Best Practices for Kubernetes StdOut Log Whitelisting¶
Environment Preparation¶
An existing Kubernetes environment (referred to as K8s). This practice is based on self-built Kubernetes v1.23.1, Guance Datakit version 1.2.13, and Nginx 1.17.
Datakit has been deployed, and the Datakit configuration file container.conf
is managed via ConfigMap.
Note: The configuration principles for Alibaba Cloud Container Service for Kubernetes or other cloud service providers' Kubernetes are similar.
Prerequisites¶
Nginx logs in the K8s environment are output via StdOut rather than files. Guance Datakit, when deployed as a DaemonSet, collects all StdOut log outputs within K8s by default, including those from cluster internal components like CoreDNS (if logging is enabled). All logs discussed in this article are output via Stdout.

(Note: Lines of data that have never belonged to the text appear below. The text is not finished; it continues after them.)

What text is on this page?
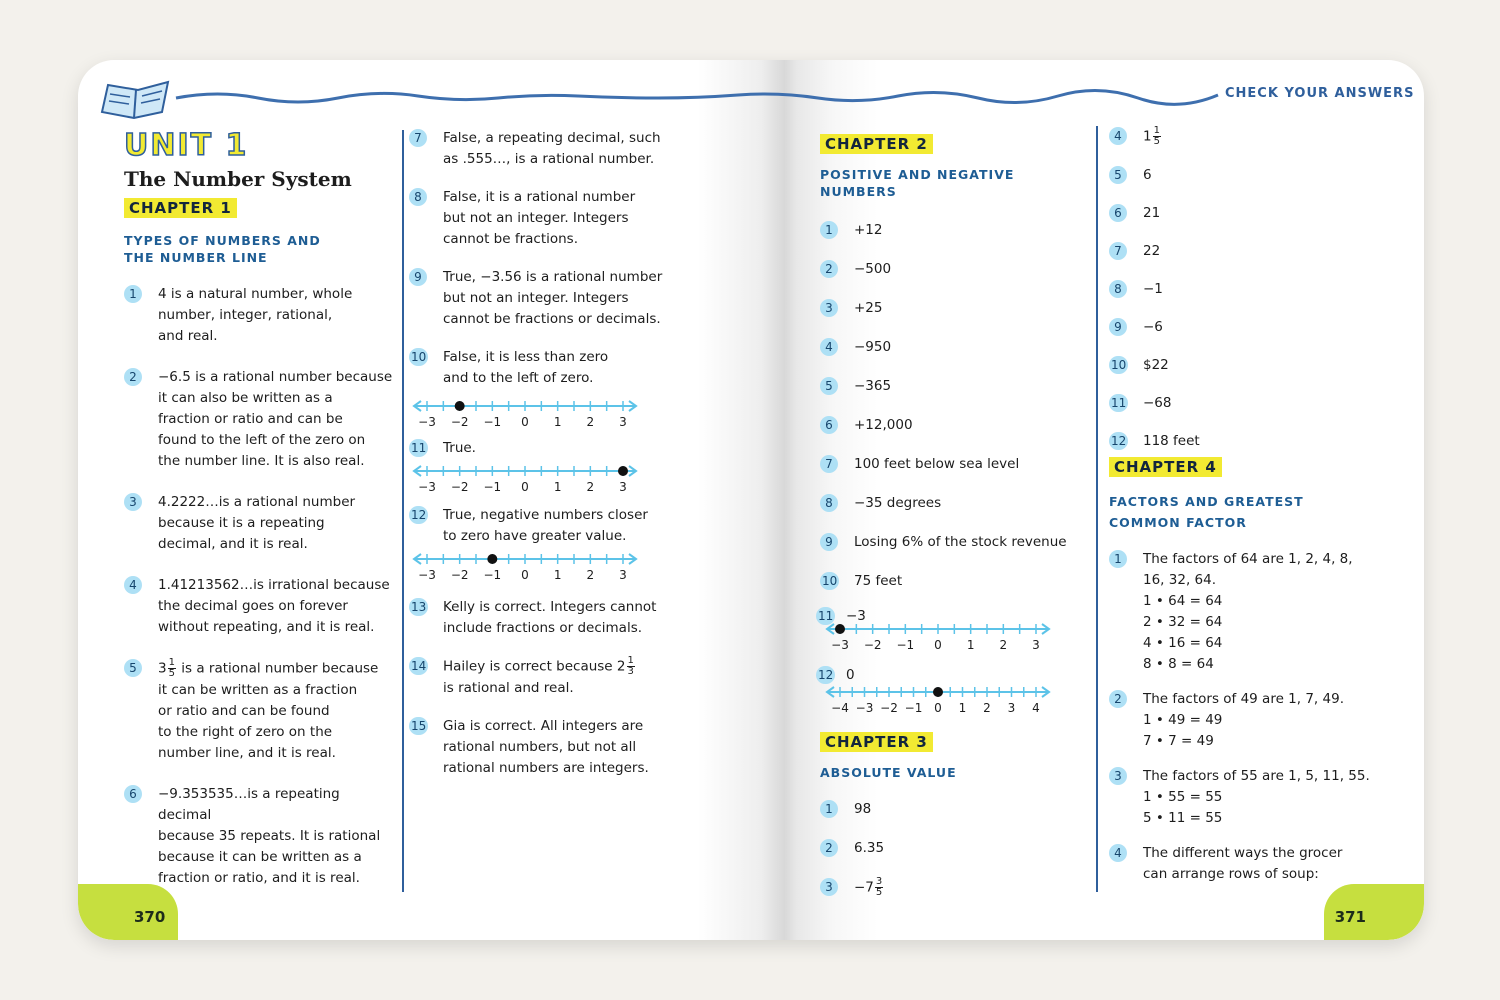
CHECK YOUR ANSWERS
UNIT 1
The Number System
CHAPTER 1
TYPES OF NUMBERS AND
THE NUMBER LINE
1	4 is a natural number, whole
number, integer, rational,
and real.
2	−6.5 is a rational number because
it can also be written as a
fraction or ratio and can be
found to the left of the zero on
the number line. It is also real.
3	4.2222…is a rational number
because it is a repeating
decimal, and it is real.
4	1.41213562…is irrational because
the decimal goes on forever
without repeating, and it is real.
5	$3 \frac{1}{5}$ is a rational number because
it can be written as a fraction
or ratio and can be found
to the right of zero on the
number line, and it is real.
6	−9.353535…is a repeating decimal
because 35 repeats. It is rational
because it can be written as a
fraction or ratio, and it is real.
7	False, a repeating decimal, such
as .555…, is a rational number.
8	False, it is a rational number
but not an integer. Integers
cannot be fractions.
9	True, −3.56 is a rational number
but not an integer. Integers
cannot be fractions or decimals.
10 False, it is less than zero
and to the left of zero.
−3 −2 −1 0 1 2 3
11 True.
−3 −2 −1 0 1 2 3
12 True, negative numbers closer
to zero have greater value.
−3 −2 −1 0 1 2 3
13 Kelly is correct. Integers cannot
include fractions or decimals.
14 Hailey is correct because $2 \frac{1}{3}$
is rational and real.
15 Gia is correct. All integers are
rational numbers, but not all
rational numbers are integers.
CHAPTER 2
POSITIVE AND NEGATIVE NUMBERS
1	+12
2	−500
3	+25
4	−950
5	−365
6	+12,000
7	100 feet below sea level
8	−35 degrees
9	Losing 6% of the stock revenue
10 75 feet
11 −3
−3 −2 −1 0 1 2 3
12 0
−4 −3 −2 −1 0 1 2 3 4
CHAPTER 3
ABSOLUTE VALUE
1	98
2	6.35
3	$-7 \frac{3}{5}$
4	$1 \frac{1}{5}$
5	6
6	21
7	22
8	−1
9	−6
10 $22
11 −68
12 118 feet
CHAPTER 4
FACTORS AND GREATEST
COMMON FACTOR
1	The factors of 64 are 1, 2, 4, 8,
16, 32, 64.
1 • 64 = 64
2 • 32 = 64
4 • 16 = 64
8 • 8 = 64
2	The factors of 49 are 1, 7, 49.
1 • 49 = 49
7 • 7 = 49
3	The factors of 55 are 1, 5, 11, 55.
1 • 55 = 55
5 • 11 = 55
4	The different ways the grocer
can arrange rows of soup:
370	371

Note: StdOut is a method chosen by developers to output logs to the console, such as:
Whitelist Requirements¶
After deploying Datakit, you can selectively collect logs from specified business Pods and K8s cluster components. Logs from newly added, unspecified business Pods will not be collected. Additionally, for multiple containers within the same Pod, only one or more of them can be selected for log collection.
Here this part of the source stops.